El amor, y no el miedo como dice el dicho, da alas al dodo.
Es lo que hace volar a lo que de otra forma se arrastraría por el barro. El
amor es el milagro que hace que florezcan los almendros contra todo pronóstico.
El amor nos hace olvidar, y no nos
importa, que el mundo se hunda o que un avión se caiga. El amor nos lleva a
habitar una tierra nueva, la tierra de los que ya se han extinguido, de los
seres que fuimos o pudimos ser y que son los fantasmas vivos que siguen
habitando nuestras casas y nuestros pisos.
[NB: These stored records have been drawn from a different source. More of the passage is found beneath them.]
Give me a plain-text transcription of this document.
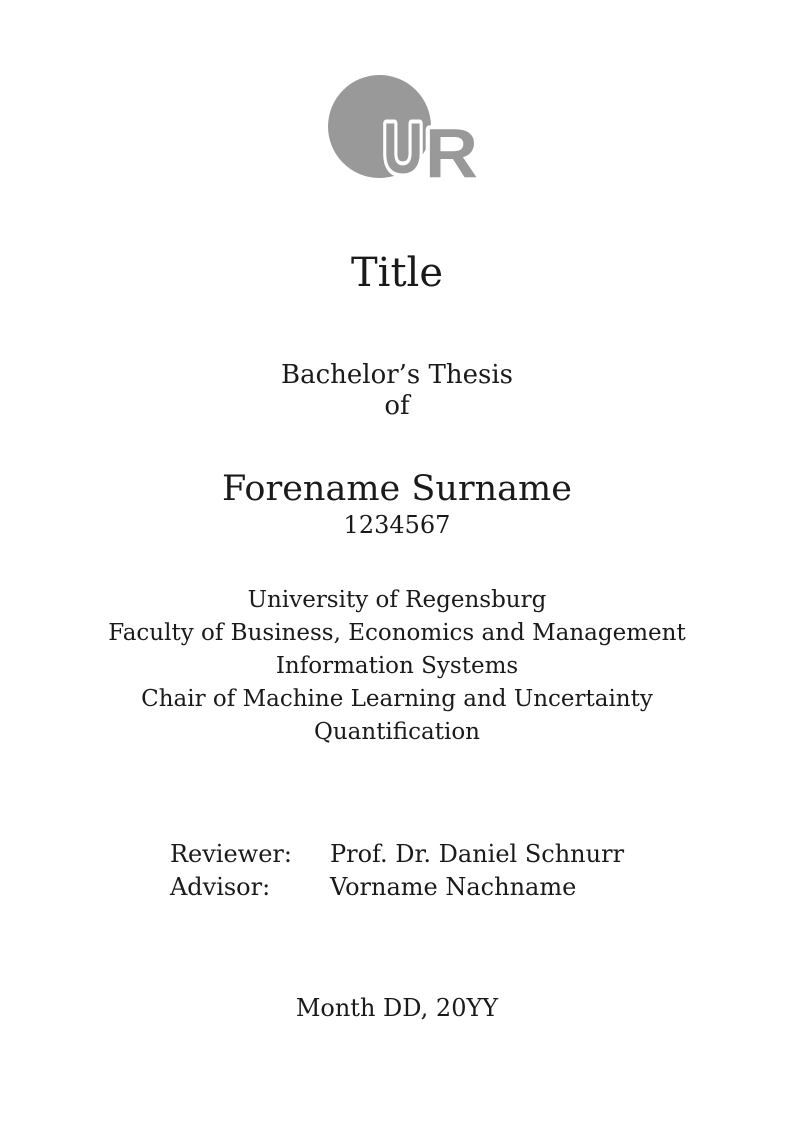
U R
Title
Bachelor’s Thesis
of
Forename Surname
1234567
University of Regensburg
Faculty of Business, Economics and Management
Information Systems
Chair of Machine Learning and Uncertainty
Quantification
Reviewer: Prof. Dr. Daniel Schnurr
Advisor:	Vorname Nachname
Month DD, 20YY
Fantasmas muertos o vivos, seres que
somos en muchos órdenes de existencia. En esta tierra, en estos pisos propios
con vistas a una gasolinera, como el piso de Ben, o con vistas a la plaza, como
la casa del alcalde, habitamos con todos los yoes que somos y que caben en
nuestra memoria y sobrevivimos con ellos.
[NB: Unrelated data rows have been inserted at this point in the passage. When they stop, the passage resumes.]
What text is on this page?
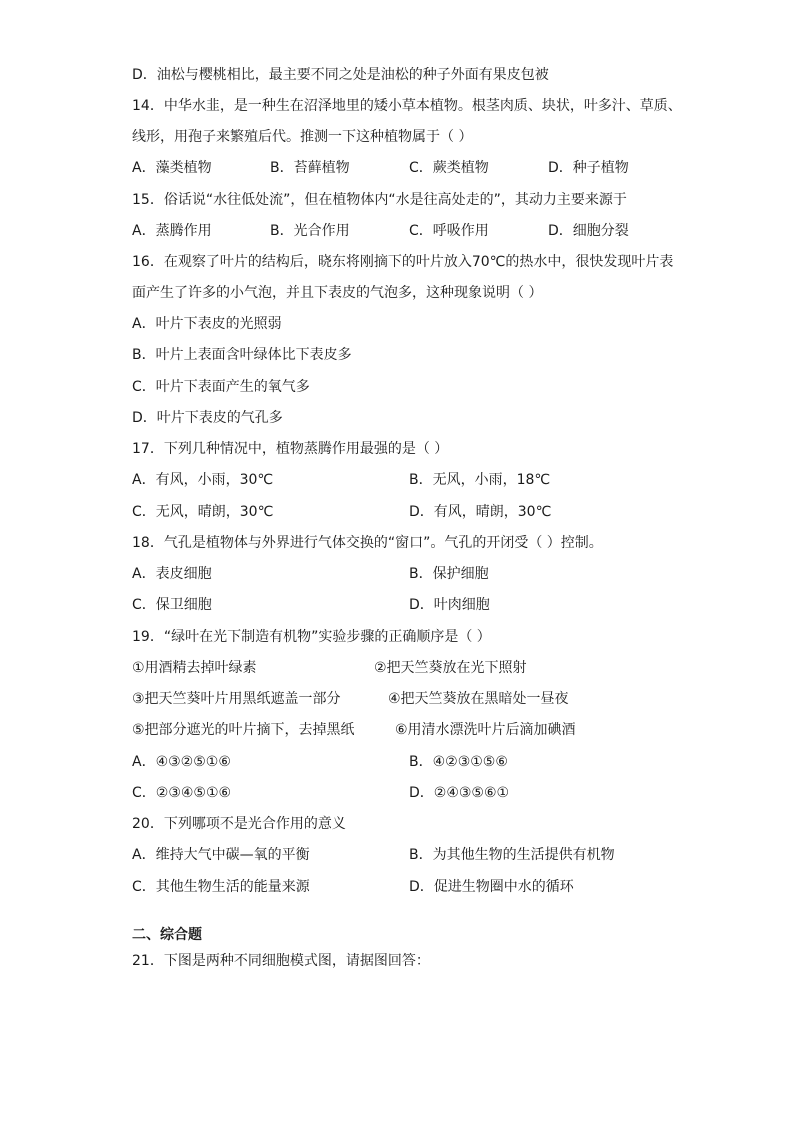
D．油松与樱桃相比，最主要不同之处是油松的种子外面有果皮包被
14．中华水韭，是一种生在沼泽地里的矮小草本植物。根茎肉质、块状，叶多汁、草质、
线形，用孢子来繁殖后代。推测一下这种植物属于（ ）
A．藻类植物	B．苔藓植物	C．蕨类植物	D．种子植物
15．俗话说“水往低处流”，但在植物体内“水是往高处走的”，其动力主要来源于
A．蒸腾作用	B．光合作用	C．呼吸作用	D．细胞分裂
16．在观察了叶片的结构后，晓东将刚摘下的叶片放入70℃的热水中，很快发现叶片表
面产生了许多的小气泡，并且下表皮的气泡多，这种现象说明（ ）
A．叶片下表皮的光照弱
B．叶片上表面含叶绿体比下表皮多
C．叶片下表面产生的氧气多
D．叶片下表皮的气孔多
17．下列几种情况中，植物蒸腾作用最强的是（ ）
A．有风，小雨，30℃	B．无风，小雨，18℃
C．无风，晴朗，30℃	D．有风，晴朗，30℃
18．气孔是植物体与外界进行气体交换的“窗口”。气孔的开闭受（ ）控制。
A．表皮细胞	B．保护细胞
C．保卫细胞	D．叶肉细胞
19．“绿叶在光下制造有机物”实验步骤的正确顺序是（ ）
①用酒精去掉叶绿素	②把天竺葵放在光下照射
③把天竺葵叶片用黑纸遮盖一部分	④把天竺葵放在黑暗处一昼夜
⑤把部分遮光的叶片摘下，去掉黑纸	⑥用清水漂洗叶片后滴加碘酒
A．④③②⑤①⑥	B．④②③①⑤⑥
C．②③④⑤①⑥	D．②④③⑤⑥①
20．下列哪项不是光合作用的意义
A．维持大气中碳—氧的平衡	B．为其他生物的生活提供有机物
C．其他生物生活的能量来源	D．促进生物圈中水的循环
二、综合题
21．下图是两种不同细胞模式图，请据图回答：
Y por eso estamos aquí. Para celebrar que seguimos mirando
por la ventana y que somos más fuertes que la noche. Hace muchos años,
Aquaviva, cantaba: “todos los días, desde que el mundo es mundo, la muerte
firma un pacto con la noche y el corazón del mundo se aletarga ya bajo el
espectro de la luna, pero también, desde que el mundo es mundo, se levantan las
banderas de la vida y nace el sol”. Por eso estamos aquí, convocados por la voz
del poeta para celebrar la luz y la fuerza que nos hizo sobrevivir a las
nieblas del invierno.
En esta noche mágica, a la luz poderosa del fuego,
convoquemos a todos nuestros fantasmas: convoquemos a las obras de arte que hemos enterrado en el
cementerio. Convoquemos a los buenos y a los malos, a tirios y troyanos, a
bailar juntos. Convoquemos al vecino que no nos habla para darle un abrazo y
convoquemos a los que no están para que estén para siempre con nosotros. Convoquemos a todas nuestras nostalgias y a
nuestros resentimientos para que se quemen en la hoguera del verano que nos
espera. Convoquemos a todo lo que fuimos para que nos guíe en el bosque de encinas
de lo que nos espera en el futuro. Convoco a todos los vecinos a escuchar la
voz del poeta y a bailar alegres por la dicha de estar vivos. Hagamos un corro
y demos la mano a todos nuestros fantasmas, a todos nuestros amigos y amantes.
¡Que se joda la vieja zorra de la noche y de la muerte y la oscuridad!